Dort war der 41-Jährige einer der Ersten, die in Lager- und Kellerräumen und Hinterhöfen nach Alben mit Afropsychedelik, polyrhythmisch-schrägem Funk und tribalistischem Rhythm & Blues suchten.
„Benin ist im Gegensatz zu Ghana und Äthiopien musikalisch noch unerforscht“, sagt Samy Ben Redjeb, der sechs Sprachen spricht und eine Zeit lang sogar als Flugbegleiter gearbeitet hat, um günstiger nach Accra, Lagos oder eben Cotonou in Benin fliegen zu können. Der für dieses kleine Land überwältigende musikalische Reichtum war für ihn wie „ein persönliches Geschenk Gottes – wenn es ihn denn gibt“. Nachdem in den späten sechziger und frühen siebziger Jahren, den Jahren der Befreiung, der Afro-Beat von Fela Kuti, aber auch der Soul von James Brown in die Region einsickerte, explodierte die Musikszene des Landes.
Der Bariba Sound
Überall entstanden Orchester, die zur Parade die Musik der Revolution spielten und nachts Funk und Afro-Beat in der Bierhalle. „Benin wurde in den siebziger Jahren zum musikalischen Schmelztiegel wie sonst nirgends in Afrika“, erklärt Ben Redjeb den eigenwilligen Stilmix aus Latin und Soul sowie die Vermischung traditioneller, von der dortigen Voodoo-Religion geprägter Stile wie Sakpata und Sato mit Funk und Afro-Beat. „Was mich besonders fasziniert, ist, dass in Afrika die Einflüsse aus westlichen Stilen wie Jazz, Soul, Funk und Sixties-Psychedelik mit jahrhundertealten eigenen Traditionen vermischt wurden“, erklärt der Frankfurter.

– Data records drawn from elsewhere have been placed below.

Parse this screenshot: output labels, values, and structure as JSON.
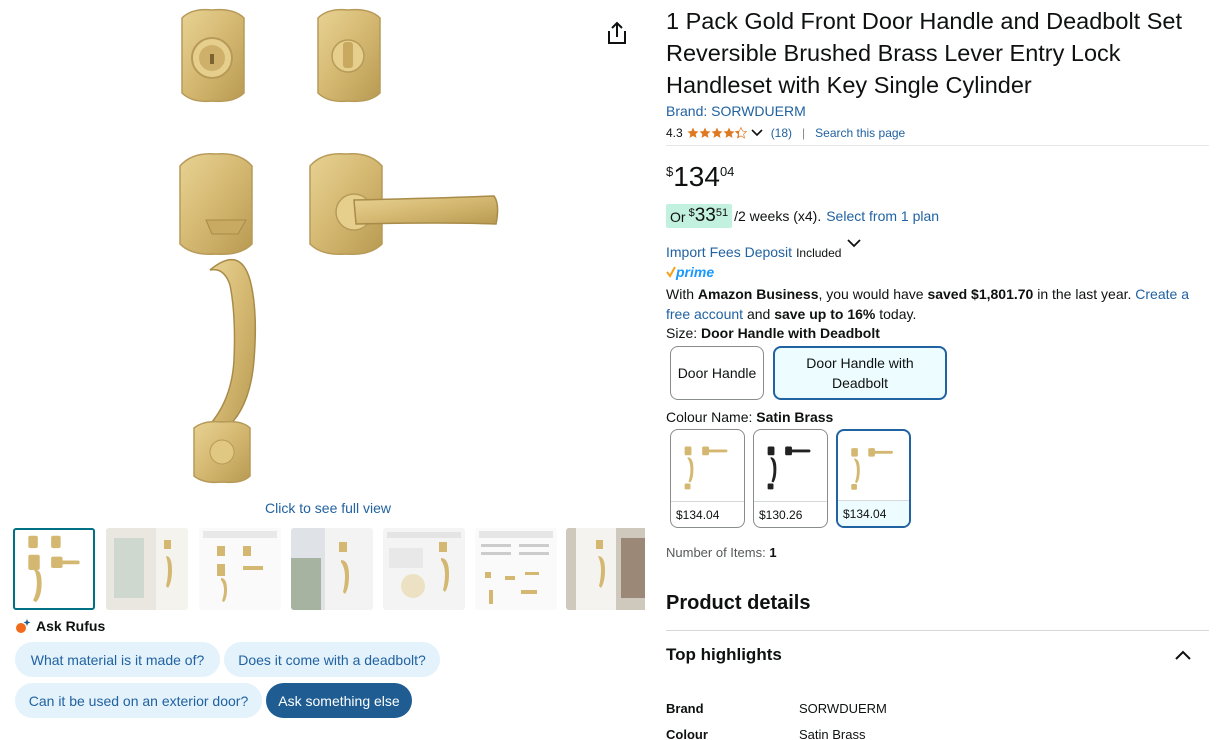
{
  "gallery": {
    "share_icon": "share-icon",
    "full_view": "Click to see full view",
    "thumbnail_count": 7
  },
  "rufus": {
    "label": "Ask Rufus",
    "chips": [
      "What material is it made of?",
      "Does it come with a deadbolt?",
      "Can it be used on an exterior door?",
      "Ask something else"
    ]
  },
  "product": {
    "title": "1 Pack Gold Front Door Handle and Deadbolt Set Reversible Brushed Brass Lever Entry Lock Handleset with Key Single Cylinder",
    "brand": "Brand: SORWDUERM",
    "rating": "4.3",
    "rating_count": "(18)",
    "search_page": "Search this page",
    "stars_value": 4.3
  },
  "price": {
    "symbol": "$",
    "whole": "134",
    "fraction": "04"
  },
  "installment": {
    "or": "Or",
    "symbol": "$",
    "whole": "33",
    "fraction": "51",
    "rest": "/2 weeks (x4).",
    "link": "Select from 1 plan"
  },
  "import": {
    "link": "Import Fees Deposit",
    "included": "Included"
  },
  "prime": "prime",
  "business": {
    "t1": "With ",
    "b1": "Amazon Business",
    "t2": ", you would have ",
    "b2": "saved $1,801.70",
    "t3": " in the last year. ",
    "link": "Create a free account",
    "t4": " and ",
    "b3": "save up to 16%",
    "t5": " today."
  },
  "size": {
    "label": "Size: ",
    "selected": "Door Handle with Deadbolt",
    "options": [
      "Door Handle",
      "Door Handle with Deadbolt"
    ]
  },
  "colour": {
    "label": "Colour Name: ",
    "selected": "Satin Brass",
    "swatches": [
      {
        "price": "$134.04",
        "color": "#d2b46c"
      },
      {
        "price": "$130.26",
        "color": "#222222"
      },
      {
        "price": "$134.04",
        "color": "#d2b46c"
      }
    ]
  },
  "items": {
    "label": "Number of Items: ",
    "value": "1"
  },
  "details": {
    "title": "Product details",
    "highlights": "Top highlights",
    "specs": [
      {
        "key": "Brand",
        "value": "SORWDUERM"
      },
      {
        "key": "Colour",
        "value": "Satin Brass"
      }
    ]
  },
  "colors": {
    "link": "#2162a1",
    "star": "#de7921",
    "brass": "#d4b871",
    "selected_border": "#2162a1",
    "chip_bg": "#e3f2fb"
  }
}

Fünf Alben mit Musik aus dem westafrikanischen Land sind inzwischen auf Analog Africa erschienen. In diesem Jahr hat Samy Ben Redjeb die Compilation „Orchestre Super Borgou de Parakou – The Bariba Sound (1970–1976)“ veröffentlicht, mit Musik aus dem ländlich und islamisch geprägten Norden Benins rund um Parakou. Allein schon der Titel klingt mysteriös, ungewöhnlich aus westlicher Perspektive. Wohl auch ein Grund, warum die vergessenen Klänge des Kontinents in der nördlichen Hemisphäre auch von britischen Labels wie Strut oder Soundway wieder zugänglich gemacht werden.
„Alle dachten doch, dass es seit James Brown keine bessere Soulmusik gibt, und dann kommt so eine unbekannte afrikanische Band ohne formale musikalische Ausbildung und haut selbst diejenigen, die glaubten, schon alles zu kennen, von den Socken“, lautet Ben Redjebs Erklärungsansatz für diese Erfolgsgeschichte. „Trotzdem sind wir immer noch Underground“, sagt er fast trotzig.
„African Scream Contest“
Sein bisher erfolgreichstes Album ist „African Scream Contest“ aus dem Jahr 2008, ein Sampler mit hypnotisch treibenden Songs aus Benin und Togo, der Samy Ben Redjebs Label zum internationalen Durchbruch verhalf. Darauf vertreten und mit zwei weiteren Samplern gewürdigt ist eine der innovativsten Bands Afrikas überhaupt: das Orchestre Poly-Rythmo de Cotonou. Deren Song „Gbeti Madjro“ aus dem Jahr 1970 traf mit seiner frenetischen Energie und der politischen Botschaft den Nerv der Zeit.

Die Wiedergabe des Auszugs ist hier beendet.